IPO holds its First International Music Education Conference, May 14-17
With a focus on “Music Education in the Community: Traditions, Challenges and Innovations,” the Israel Philharmonic Orchestra will host its first International Education Conference May 14-17.
Speakers and attendees representing orchestras and academia from as far as Seoul and Seattle will converge on Tel Aviv’s Bronfman Auditorium for four days of presentations and workshops led by leading educators, scholars and musicologists from 17 countries.
The conference will also allow the IPO to share what Maestro Zubin Mehta, the event’s Honorary President, calls “a rich tapestry of musical moments.” These include a Sunday showcase by IPO’s Israeli-Arab ensemble, Shesh Besh. The septet, with its 17-year record combining musical education and cross-cultural understanding, will set a collaborative tone for the conference. Among the other performances will be some of the children currently taking part in the Sulamot: Music for Social Change program, which annually provides musical instruments and training through 18 youth orchestra to 2,000 at-risk children across the nation.

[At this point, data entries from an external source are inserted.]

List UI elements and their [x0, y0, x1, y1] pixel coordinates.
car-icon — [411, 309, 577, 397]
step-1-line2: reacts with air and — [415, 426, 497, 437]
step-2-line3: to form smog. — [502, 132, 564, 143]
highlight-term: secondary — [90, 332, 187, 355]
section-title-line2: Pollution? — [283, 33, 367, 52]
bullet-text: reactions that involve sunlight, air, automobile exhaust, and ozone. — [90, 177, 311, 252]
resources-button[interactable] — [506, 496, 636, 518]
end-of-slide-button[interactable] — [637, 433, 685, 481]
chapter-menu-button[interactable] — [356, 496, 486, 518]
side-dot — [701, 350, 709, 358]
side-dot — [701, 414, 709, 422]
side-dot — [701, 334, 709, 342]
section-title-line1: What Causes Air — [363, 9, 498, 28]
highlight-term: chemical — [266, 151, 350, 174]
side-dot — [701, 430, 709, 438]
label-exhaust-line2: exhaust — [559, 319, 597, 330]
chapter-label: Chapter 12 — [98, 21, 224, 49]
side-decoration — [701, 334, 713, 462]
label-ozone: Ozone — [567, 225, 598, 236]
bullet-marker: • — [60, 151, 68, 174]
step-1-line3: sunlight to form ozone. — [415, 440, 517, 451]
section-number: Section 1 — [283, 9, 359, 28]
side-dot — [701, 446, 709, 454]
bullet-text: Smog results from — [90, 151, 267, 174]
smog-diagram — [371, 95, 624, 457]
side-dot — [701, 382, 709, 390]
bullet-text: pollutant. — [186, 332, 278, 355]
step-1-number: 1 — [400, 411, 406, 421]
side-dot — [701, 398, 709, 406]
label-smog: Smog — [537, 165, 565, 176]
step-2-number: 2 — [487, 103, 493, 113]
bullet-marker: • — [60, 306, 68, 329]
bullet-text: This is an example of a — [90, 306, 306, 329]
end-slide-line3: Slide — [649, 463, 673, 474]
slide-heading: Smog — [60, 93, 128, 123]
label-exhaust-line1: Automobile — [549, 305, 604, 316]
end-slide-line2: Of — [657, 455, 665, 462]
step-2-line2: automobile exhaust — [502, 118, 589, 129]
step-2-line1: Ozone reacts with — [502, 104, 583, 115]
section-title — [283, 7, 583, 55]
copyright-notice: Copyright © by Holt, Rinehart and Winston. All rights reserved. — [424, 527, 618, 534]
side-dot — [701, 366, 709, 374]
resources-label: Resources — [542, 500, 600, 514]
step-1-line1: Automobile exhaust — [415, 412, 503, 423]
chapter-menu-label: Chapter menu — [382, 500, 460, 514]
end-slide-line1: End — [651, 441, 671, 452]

A highlight of the IPO’s yearlong 80th Anniversary celebration, the conference will bring deserved attention to the extensive outreach the orchestra pursues beyond the concert hall walls.
“People in the music field know us,” said IPO Education Director Irit Rub. “But few know the extent to which the Philharmonic invests its money, time, good will and good work into what is a very far-reaching music education program.”

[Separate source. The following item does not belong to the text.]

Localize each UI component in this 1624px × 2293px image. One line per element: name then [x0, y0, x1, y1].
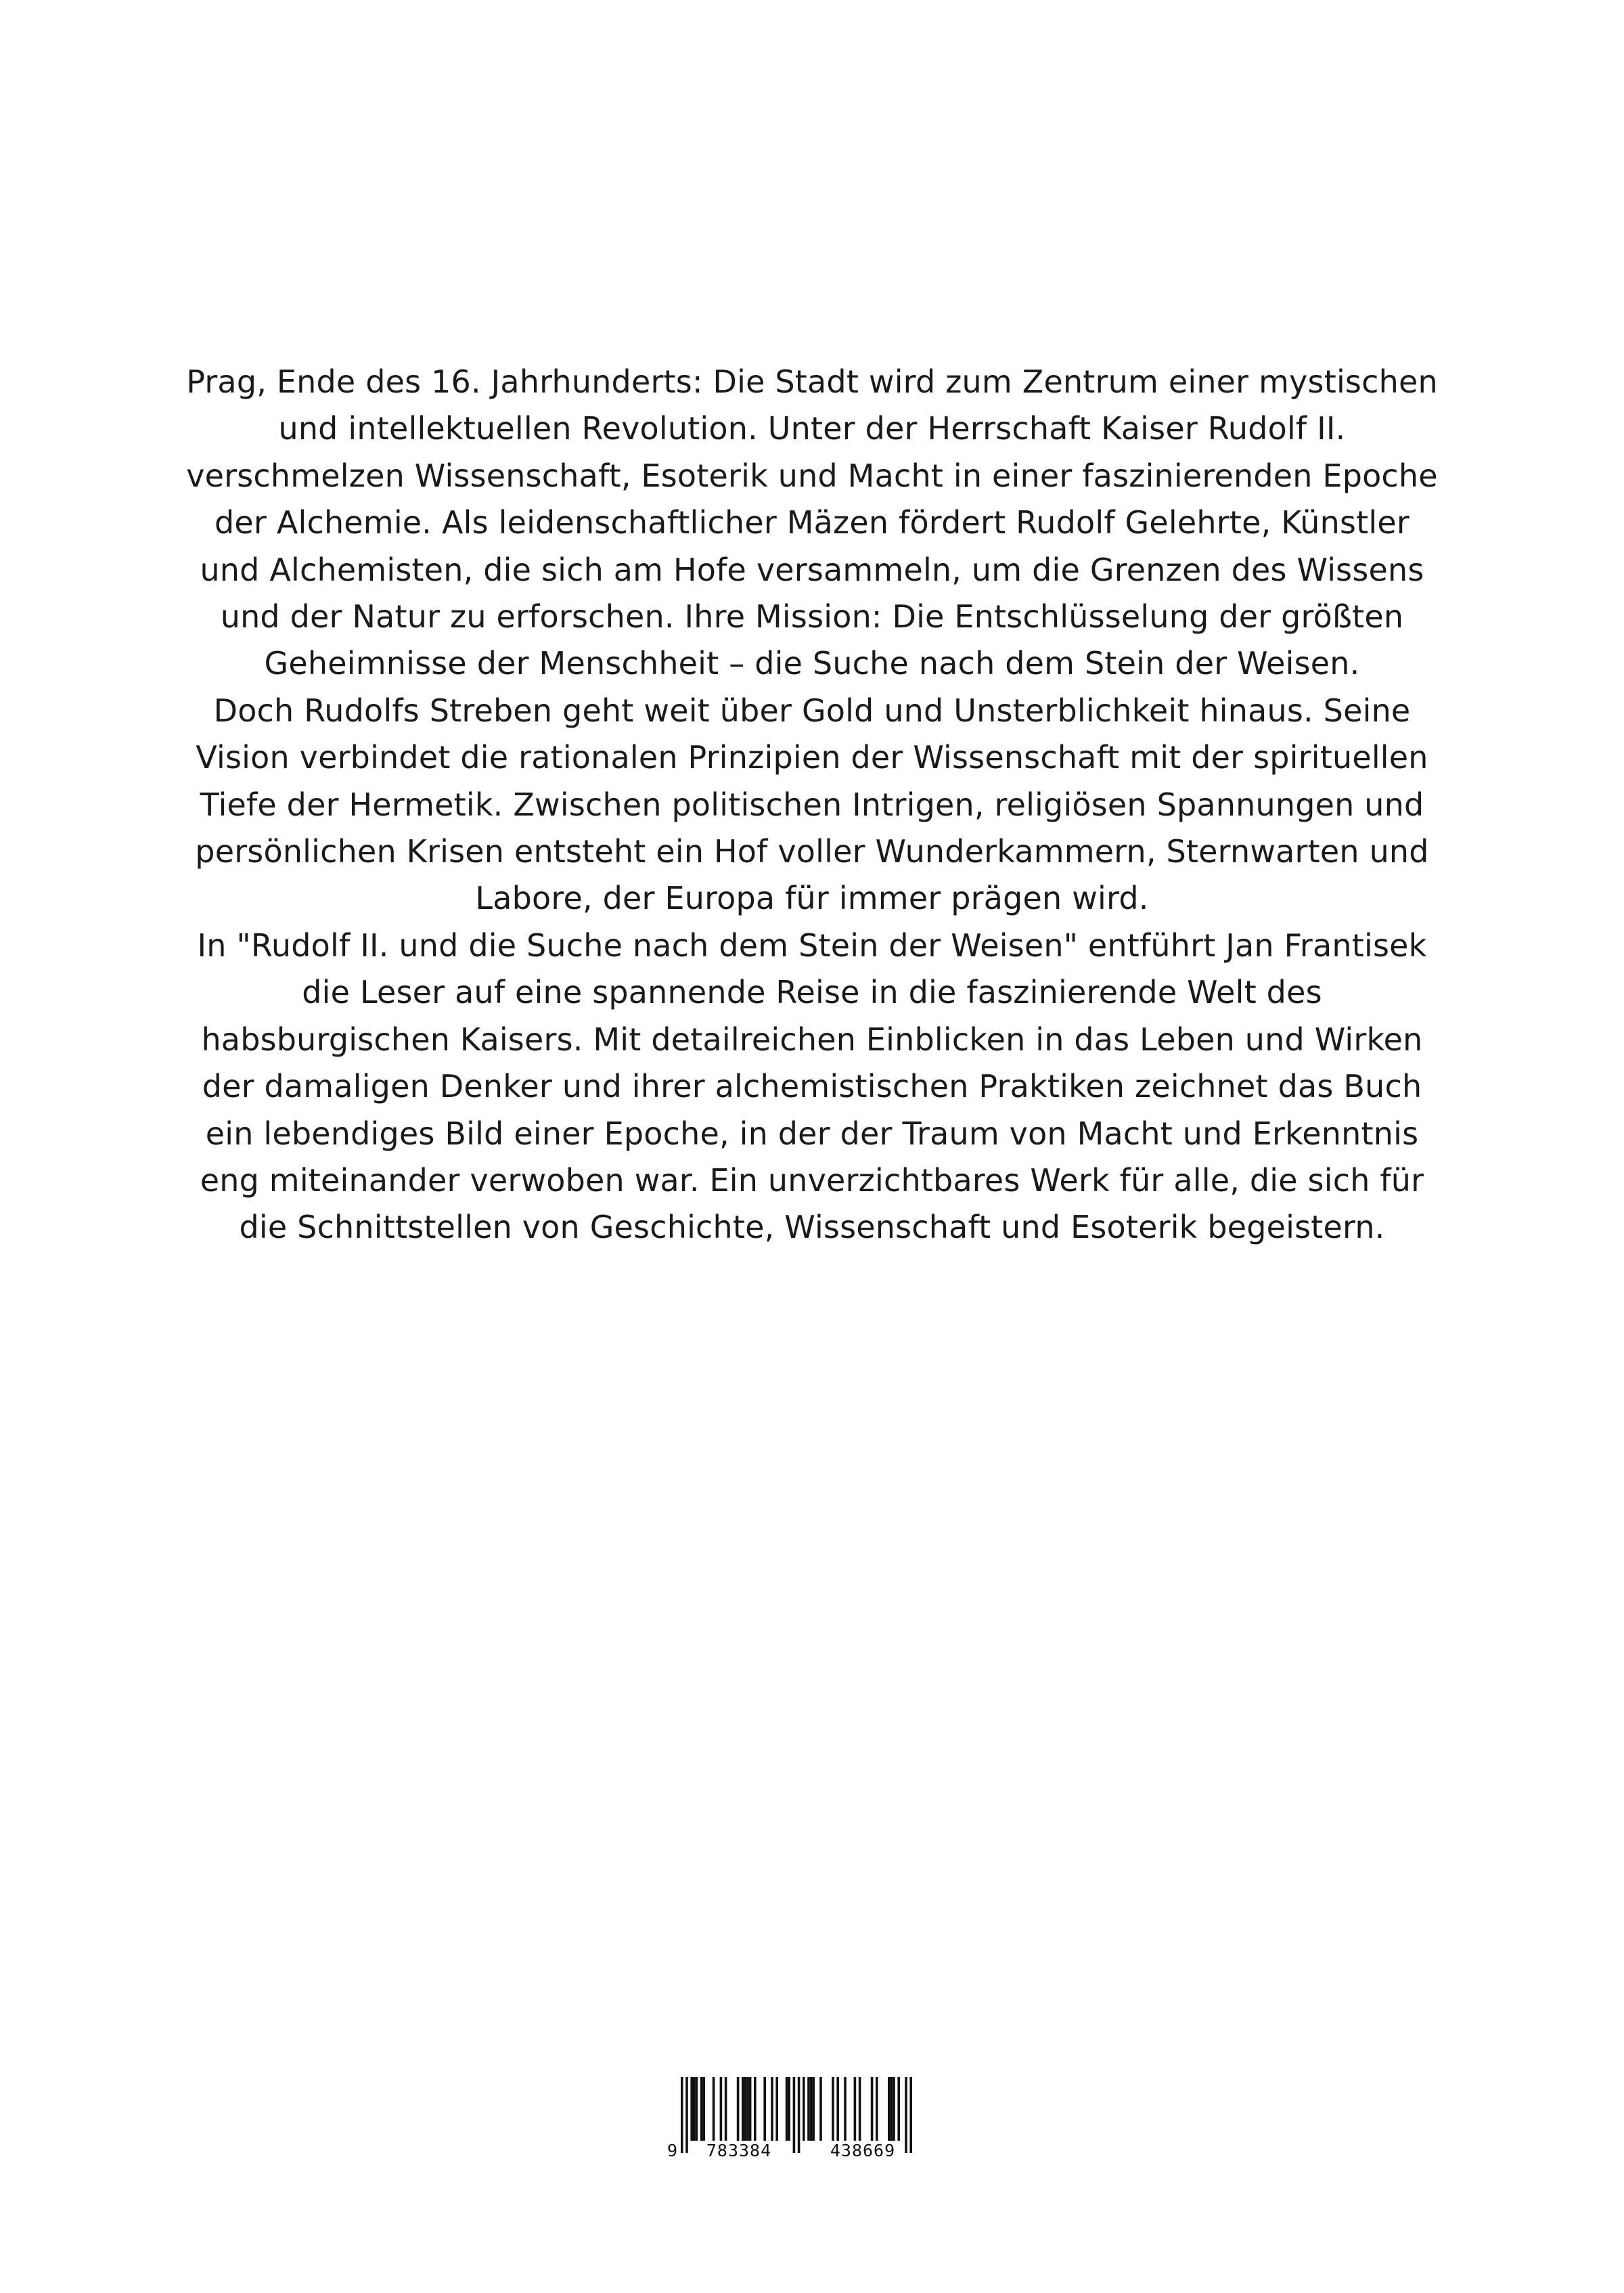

The IPO conference in Tel Aviv is itself a testament to the inspirational power of these conferences.
“I was at a music education and community conference in Germany about 18 months ago,” she said, “listening to the programs and meeting people and I suddenly thought, ‘Wow, the IPO is doing so many things in Israel, and people don’t know our country or the real community work and music education we do. Let’s do one.'”
The Speakers and Topics
As part of Sunday’s opening reception there will be welcomes from Yoel Abadi, Chairman of the IPO Management and IPO Secretary General Avi Shoshani, and overviews of the KeyNote programs from Rub and Dr. Dochy Lichtensztajn, KeyNote’s Pedagogical Director.
The first day will conclude with a talk by Prof. Tomer Lev, the head of Tel-Aviv University’s Buchmann-Mehta School of Music on “Music and Music Education in Israel in an Era of Social and Cultural Schism” and a performance by the IPO Brass Quintet.

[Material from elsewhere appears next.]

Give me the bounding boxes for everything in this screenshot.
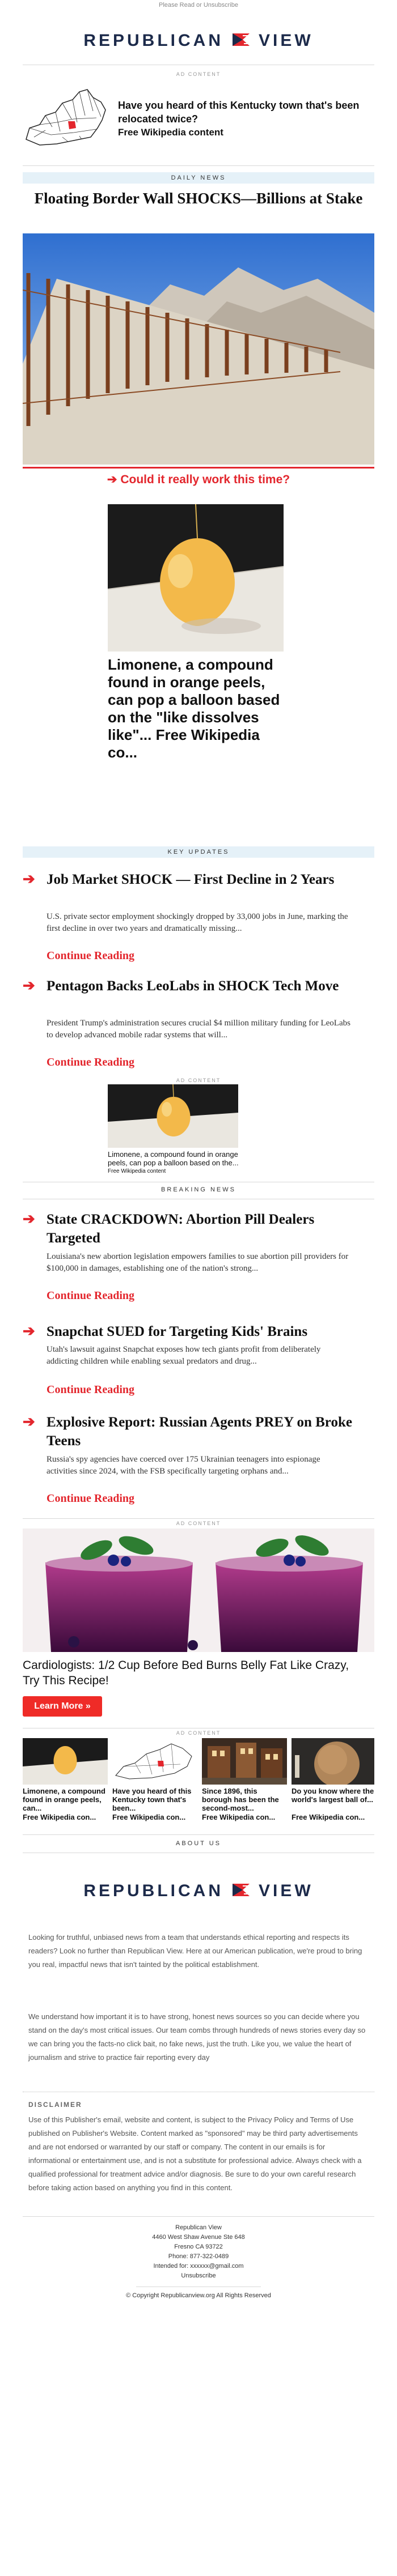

Among the many renowned figures in music education who will speak at the conference (See full schedule here) are three from the United States: Dr. André de Quadros, Professor of Music and Chair of the Department of Music Education at Boston University, will present “Identity, Belonging and Struggle: Building Community through Music”; Carnegie Hall Executive and Artistic Director Sir Clive Gillinson will explore “purpose and values and the centrality of education to the arts”; and Dr. Patricia Shehan Campbell, a leading ethnomusicologist and Professor of Music at University of Washington, will speak on “Traditions and Transformations of Music in Schools and Communities.”
“André de Quadros is a real social activist known around the world for social projects in which he goes to places where people have nothing to do with music and makes them sing,” said Rub. “On the last day he will hold one of his singing workshops to demonstrate his work. And Dr. Campbell is known around the world from her many publications. People from the field of ethnomusicology are really impressed that she’s coming.”
With speakers from Canada, South Korea, Singapore, France, Germany, Holland, Finland, England and the United States, there will be simultaneous translations from Hebrew to English and English to Hebrew throughout the conference.
“Our main goal is letting people from abroad know how much the orchestra is involved in education,” she said. “The other thing is that I hope we foster a fuller understanding of Israel in the eyes of people around the world. And also, I want music educators and teachers in Israel to have the chance to meet colleagues and to speak with these interesting researchers.”